Arm is moving into supplying complete processors rather than simply licensing intellectual property. Instead of collecting a royalty on every chip sold, Arm could capture a much larger share of the economics by selling finished products.
The strategy mirrors what Nvidia accomplished when it evolved from a graphics chip designer into a full-stack AI infrastructure provider. For Arm, the opportunity is even larger because CPUs remain the central nervous system of every computing platform.
SoftBank has also invested heavily in Intel‘s (NASDAQ:INTC) foundry business, creating a potential manufacturing partner outside of Taiwan Semiconductor Manufacturing (NASDAQ:TSM). While Arm has no plans to build fabrication plants itself, access to multiple manufacturing partners could support a direct-chip strategy.

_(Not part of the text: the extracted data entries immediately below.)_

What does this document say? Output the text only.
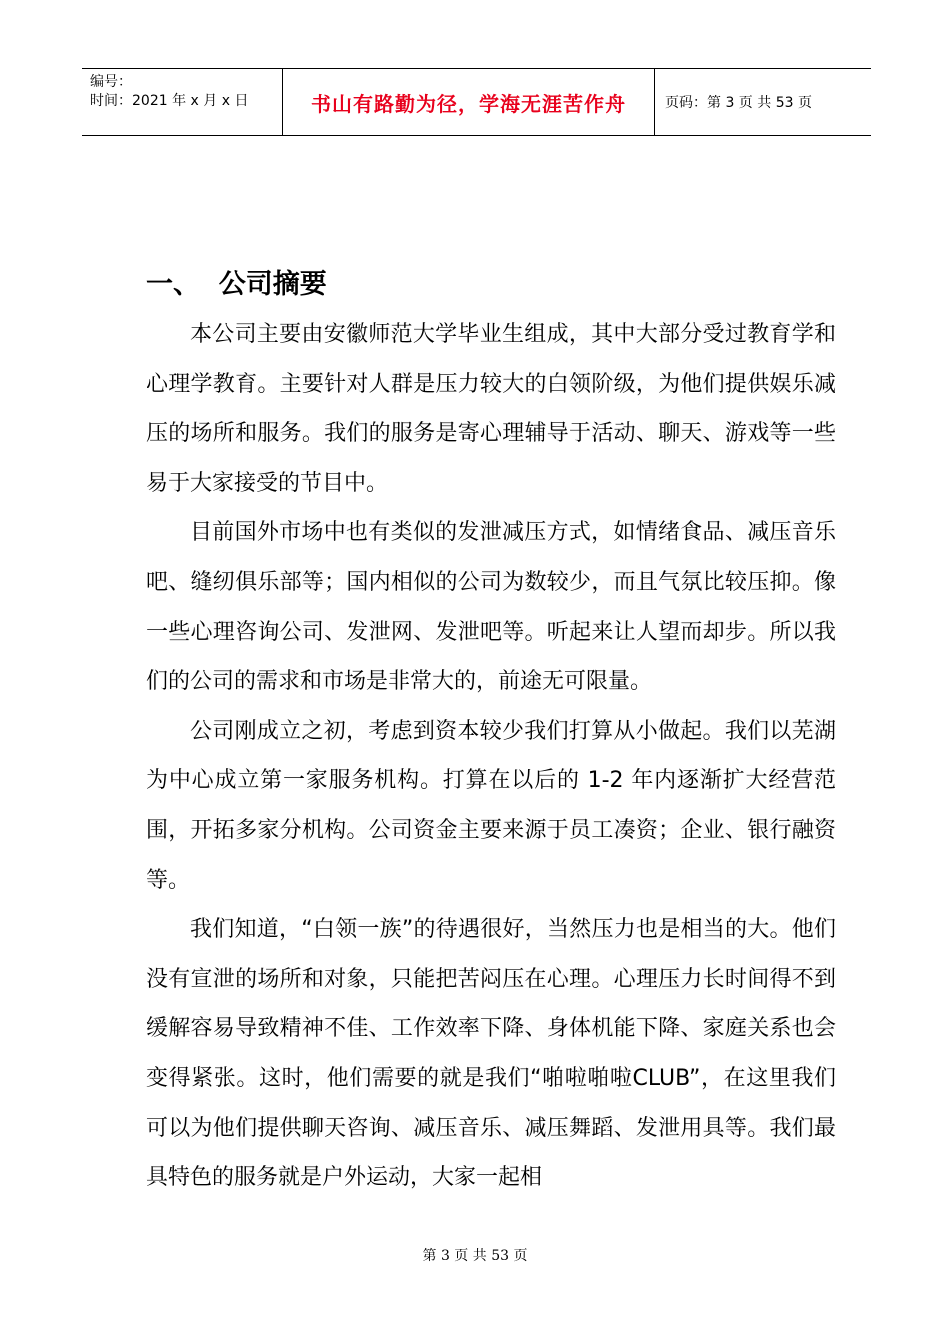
编号：
时间：2021 年 x 月 x 日	书山有路勤为径，学海无涯苦作舟	页码：第 3 页 共 53 页
一、  公司摘要

本公司主要由安徽师范大学毕业生组成，其中大部分受过教育学和心理学教育。主要针对人群是压力较大的白领阶级，为他们提供娱乐减压的场所和服务。我们的服务是寄心理辅导于活动、聊天、游戏等一些易于大家接受的节目中。

目前国外市场中也有类似的发泄减压方式，如情绪食品、减压音乐吧、缝纫俱乐部等；国内相似的公司为数较少，而且气氛比较压抑。像一些心理咨询公司、发泄网、发泄吧等。听起来让人望而却步。所以我们的公司的需求和市场是非常大的，前途无可限量。

公司刚成立之初，考虑到资本较少我们打算从小做起。我们以芜湖为中心成立第一家服务机构。打算在以后的 1-2 年内逐渐扩大经营范围，开拓多家分机构。公司资金主要来源于员工凑资；企业、银行融资等。

我们知道，“白领一族”的待遇很好，当然压力也是相当的大。他们没有宣泄的场所和对象，只能把苦闷压在心理。心理压力长时间得不到缓解容易导致精神不佳、工作效率下降、身体机能下降、家庭关系也会变得紧张。这时，他们需要的就是我们“啪啦啪啦CLUB”，在这里我们可以为他们提供聊天咨询、减压音乐、减压舞蹈、发泄用具等。我们最具特色的服务就是户外运动，大家一起相

第 3 页 共 53 页
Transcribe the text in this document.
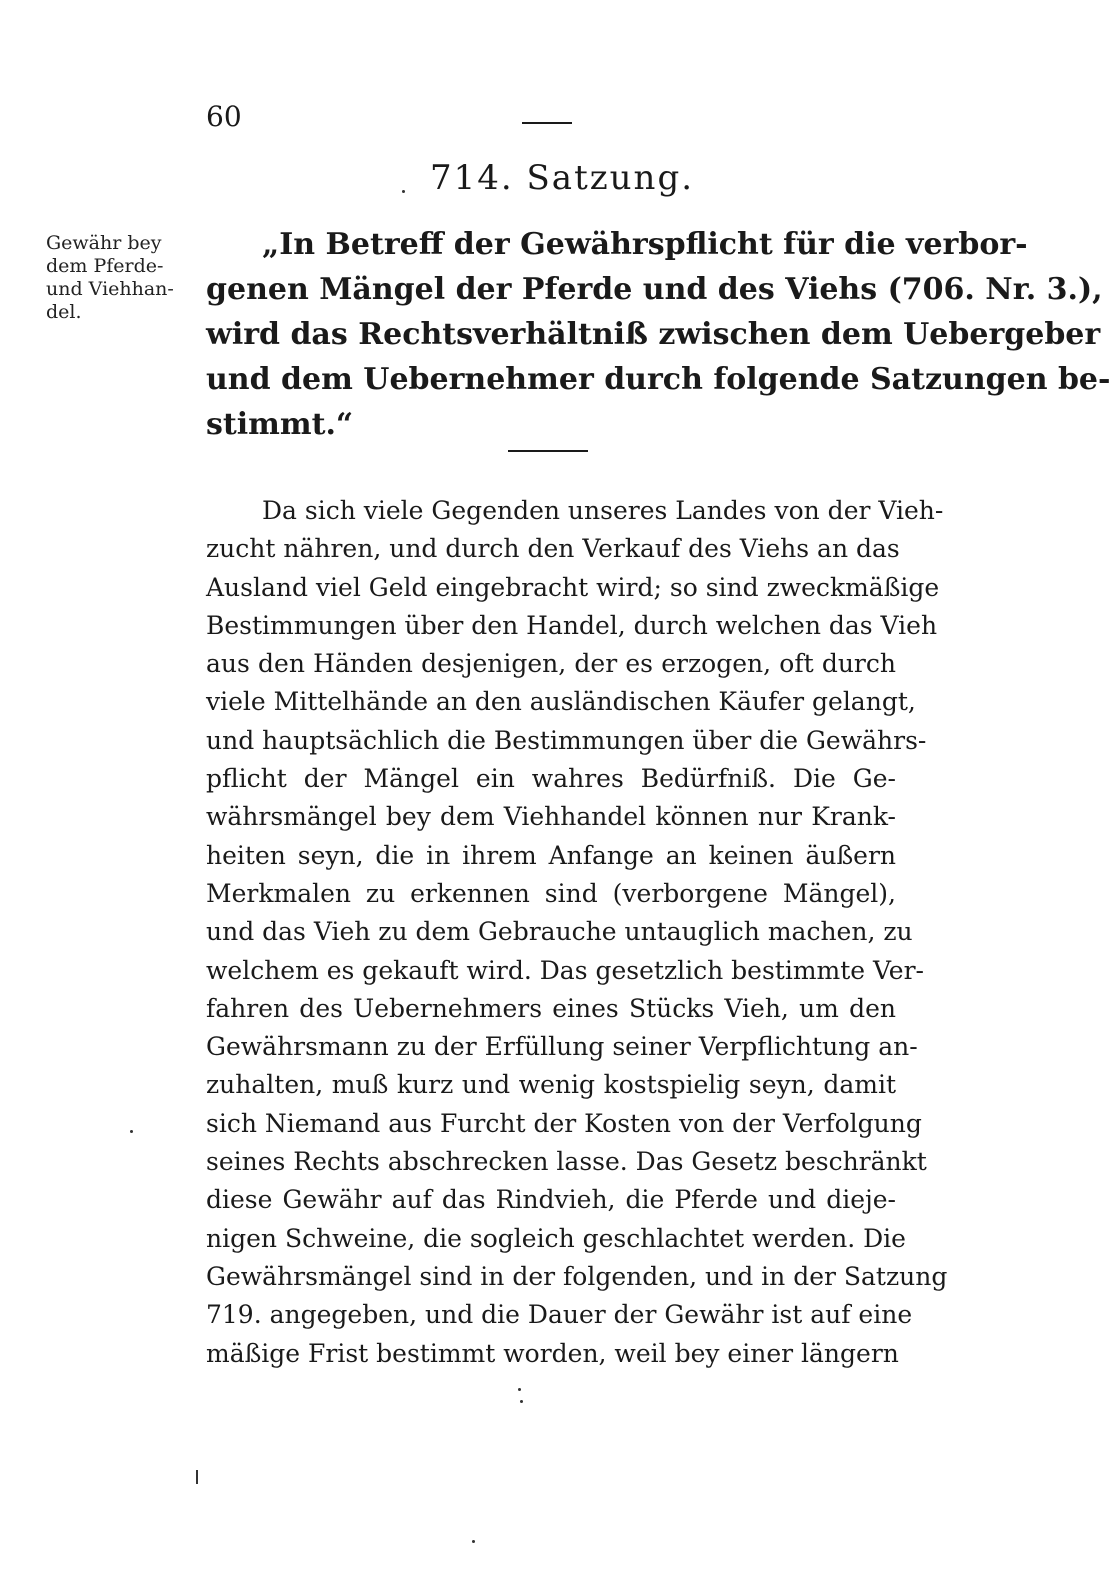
60
714. Satzung.
Gewähr bey
dem Pferde-
und Viehhan-
del.
„In Betreff der Gewährspflicht für die verbor-
genen Mängel der Pferde und des Viehs (706. Nr. 3.),
wird das Rechtsverhältniß zwischen dem Uebergeber
und dem Uebernehmer durch folgende Satzungen be-
stimmt.“
Da sich viele Gegenden unseres Landes von der Vieh-
zucht nähren, und durch den Verkauf des Viehs an das
Ausland viel Geld eingebracht wird; so sind zweckmäßige
Bestimmungen über den Handel, durch welchen das Vieh
aus den Händen desjenigen, der es erzogen, oft durch
viele Mittelhände an den ausländischen Käufer gelangt,
und hauptsächlich die Bestimmungen über die Gewährs-
pflicht der Mängel ein wahres Bedürfniß. Die Ge-
währsmängel bey dem Viehhandel können nur Krank-
heiten seyn, die in ihrem Anfange an keinen äußern
Merkmalen zu erkennen sind (verborgene Mängel),
und das Vieh zu dem Gebrauche untauglich machen, zu
welchem es gekauft wird. Das gesetzlich bestimmte Ver-
fahren des Uebernehmers eines Stücks Vieh, um den
Gewährsmann zu der Erfüllung seiner Verpflichtung an-
zuhalten, muß kurz und wenig kostspielig seyn, damit
sich Niemand aus Furcht der Kosten von der Verfolgung
seines Rechts abschrecken lasse. Das Gesetz beschränkt
diese Gewähr auf das Rindvieh, die Pferde und dieje-
nigen Schweine, die sogleich geschlachtet werden. Die
Gewährsmängel sind in der folgenden, und in der Satzung
719. angegeben, und die Dauer der Gewähr ist auf eine
mäßige Frist bestimmt worden, weil bey einer längern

AI Is Turning CPUs Into Critical Infrastructure Again
Son’s thesis depends on one major assumption: AI becomes increasingly CPU-intensive. That sounds counterintuitive because Nvidia’s GPUs currently dominate AI training. Yet GPUs cannot operate independently. CPUs manage memory, route data, coordinate workloads, and keep AI systems running efficiently.
As AI increasingly shifts toward inference — the process of running trained models in real-world applications — CPU performance and power efficiency become increasingly important. This trend is already visible across the industry:
| Company | ARM-Based CPU Platform |
| Amazon (NASDAQ:AMZN) AWS | Graviton |
| Microsoft (NASDAQ:MSFT) Azure | Cobalt |
| Google Cloud | Axion |
| Nvidia | Grace |
According to Amazon, Graviton-powered instances now account for more than half of newly added server capacity. Meanwhile, Nvidia pairs its Grace CPU with Blackwell AI systems, making ARM architecture a core component of its AI infrastructure strategy.
The result is mounting pressure on Advanced Micro Devices‘ (NASDAQ:AMD) EPYC processors and Intel’s Xeon lineup. UBS estimates ARM-based chips could capture 40% to 45% of server CPU shipments by 2030.
Can Arm Really Challenge AMD and Intel?
The answer increasingly appears to be yes. For decades, AMD and Intel benefited from the dominance of x86 architecture. However, AI data centers face a new constraint: power consumption.
ARM’s architecture was originally designed for smartphones, where energy efficiency is paramount. As a result, ARM-based processors often deliver higher performance per watt than competing x86 chips. That is important when hyperscalers are spending tens of billions of dollars annually on power, cooling, and data center expansion.
The advantage is not merely theoretical. Amazon, Microsoft, Google, and Nvidia are all deploying custom ARM silicon instead of relying exclusively on AMD or Intel. In effect, the largest cloud companies are creating their own alternatives to the traditional CPU vendors.
At the same time, ARM benefits regardless of which customer wins because it sits in the middle collecting licensing fees — and potentially much larger hardware profits if its direct-chip strategy succeeds.
Key Takeaway
In short, Masayoshi Son’s prediction is aggressive, but it is not built on fantasy. Arm is benefiting from two powerful trends simultaneously: the rise of custom AI silicon and growing demand for energy-efficient CPUs.
Granted, a jump from roughly $390 billion to $4 trillion would require flawless execution, broader adoption of ARM servers, and success in selling its own processors. That is a tall order. Yet the company is no longer competing solely in smartphone chips. It is positioning itself at the center of AI infrastructure, cloud computing, and next-generation PCs.
For investors, the key question is not whether Arm will 10X tomorrow. It is whether ARM architecture becomes the foundation of the AI era. If that happens, Son’s forecast may look less outrageous than it does today.